Il y a dans le cinéma de Mike Flanagan (Mirror, Jessie, Doctor Sleep) une rare humanité et une tristesse assez singulière dans le paysage horrifique contemporain . Sa série réalisée en 2018 pour Netflix, The Haunting of Hill House, en était la plus éclatante manifestation, tant l’exploration dépressive et noire du récit de la famille Crain avait assis son statut de nouvel auteur talentueux ; tout en lui permettant de toucher un plus large public. Et c’est avec The Haunting of Bly Manor, nouvelle saison de cette série devenue anthologique – puisqu’il ne s’agit plus de suivre les Crain mais bien de découvrir les Wingrave – que Flanagan revient hanter nos nuits.
Adaptée du Tour d’Ecrou de Henry James ainsi que de sa virtuose première adaptation cinématographique Les Innocents de Jack Clayton, l’histoire est celle d’une jeune femme engagée comme nouvelle gouvernante de deux jeunes enfants habitant un manoir où d’étranges événements ont lieu…
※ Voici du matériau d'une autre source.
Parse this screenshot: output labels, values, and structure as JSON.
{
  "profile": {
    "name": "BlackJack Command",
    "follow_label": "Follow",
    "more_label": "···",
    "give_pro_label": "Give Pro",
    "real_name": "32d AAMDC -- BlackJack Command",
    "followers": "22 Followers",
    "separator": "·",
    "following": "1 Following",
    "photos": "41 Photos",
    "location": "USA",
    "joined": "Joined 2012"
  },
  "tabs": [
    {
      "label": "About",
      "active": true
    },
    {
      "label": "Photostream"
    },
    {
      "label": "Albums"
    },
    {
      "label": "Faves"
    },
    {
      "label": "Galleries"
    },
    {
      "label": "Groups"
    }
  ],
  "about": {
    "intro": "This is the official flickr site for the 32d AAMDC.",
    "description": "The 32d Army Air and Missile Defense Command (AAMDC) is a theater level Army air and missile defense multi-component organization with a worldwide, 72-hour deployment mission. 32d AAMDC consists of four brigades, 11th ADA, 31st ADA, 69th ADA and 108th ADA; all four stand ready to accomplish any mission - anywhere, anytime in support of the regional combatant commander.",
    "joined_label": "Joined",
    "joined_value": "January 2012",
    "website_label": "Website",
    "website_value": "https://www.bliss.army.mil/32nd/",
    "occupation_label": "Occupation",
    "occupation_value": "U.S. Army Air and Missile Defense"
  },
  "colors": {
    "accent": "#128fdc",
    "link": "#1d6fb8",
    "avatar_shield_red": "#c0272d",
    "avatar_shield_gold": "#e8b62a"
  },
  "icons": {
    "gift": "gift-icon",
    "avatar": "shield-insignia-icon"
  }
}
Et si cette fois Flanagan ne réalise que le premier épisode, il ne faut pas pour autant douter de l’empreinte du cinéaste américain sur cette dernière production Netflix tant The Haunting of Bly Manor transpire toutes les problématiques propres à son auteur, et en particulier son approche du genre. En effet, là où les fantômes de Hill House étaient les manifestations des traumas de ses personnages principaux (famille dysfonctionnelle, séparation, addictions…), Bly Manor, en reprenant toutefois la structure de son aîné, vient plutôt peindre les obscures facettes de l’amour et l’étroite relation que celui-ci entretient avec la possession, littéralement. La manipulation, donc, de l’être aimé, la projection sur l’autre de ce que l’on veut qu’il soit, la part sombre en chacun de nous ou encore le deuil, la culpabilité et l’enfermement sont autant de possibilités pour Flanagan d’invocations de fantômes et de démons, manifestations de nos peurs les plus profondes. Cette exploration thématique se fera donc à travers tout un imaginaire du cinéma horrifique relu avec une tristesse et une puissance d’évocation assez sidérante et bouleversante. Ces neufs épisodes lorgnent donc, de manière encore plus transparente que Hill House vers le drame intimiste, impression renforcée par l’adoucissement de la technicité et de la virtuosité baroque de cette même première saison, pour laisser se déployer l’émotion. Une horreur plus diffuse et discrète, donc, mais pas moins efficace.
Les papillons noirs de cette seconde saison témoignent ainsi de la grande intelligence d’adaptation que représente Bly Manor via sa capacité à dégager le potentiel émotionnel sidérant du roman et du film desquels sa série est tirée, lui permettant ainsi de s’éloigner du matériau de base pour construire une mythologie passionnante, riche et profondément émouvante. Parce que des libertés, Flanagan en prend, et celles-ci lui permettent d’explorer des cheminements émotionnels passionnants tout en traçant un enjeu formel tout à fait excitant dans son traitement de la temporalité et du montage. La technicité du filmage et la virtuosité opératique de The Haunting of Hill House – que le cinéaste réalisait intégralement – sont ainsi mis de côté au profit d’une déambulation temporelle et onirique où les souvenirs et les rêves se confondent à partir d’une mi-saison où une fracture narrative assez précise s’opère.
Mais soyons tout à fait honnête : The Haunting of Bly Manor n’est pas non plus sans défaut ; notamment le jeu de Victoria Pedretti qui semble perdre de sa justesse à partir de cette mi-saison ou encore un manque de moyen qui rend certaines séquences plastiquement un peu grossières. Cependant, Flanagan réussit son coup en adoucissant sa virtuosité stylistique un peu démonstrative de la première saison en faveur d’une émotion d’une grande finesse qui rappelle qu’au fond, c’est bel et bien nous qui créons nos propres fantômes.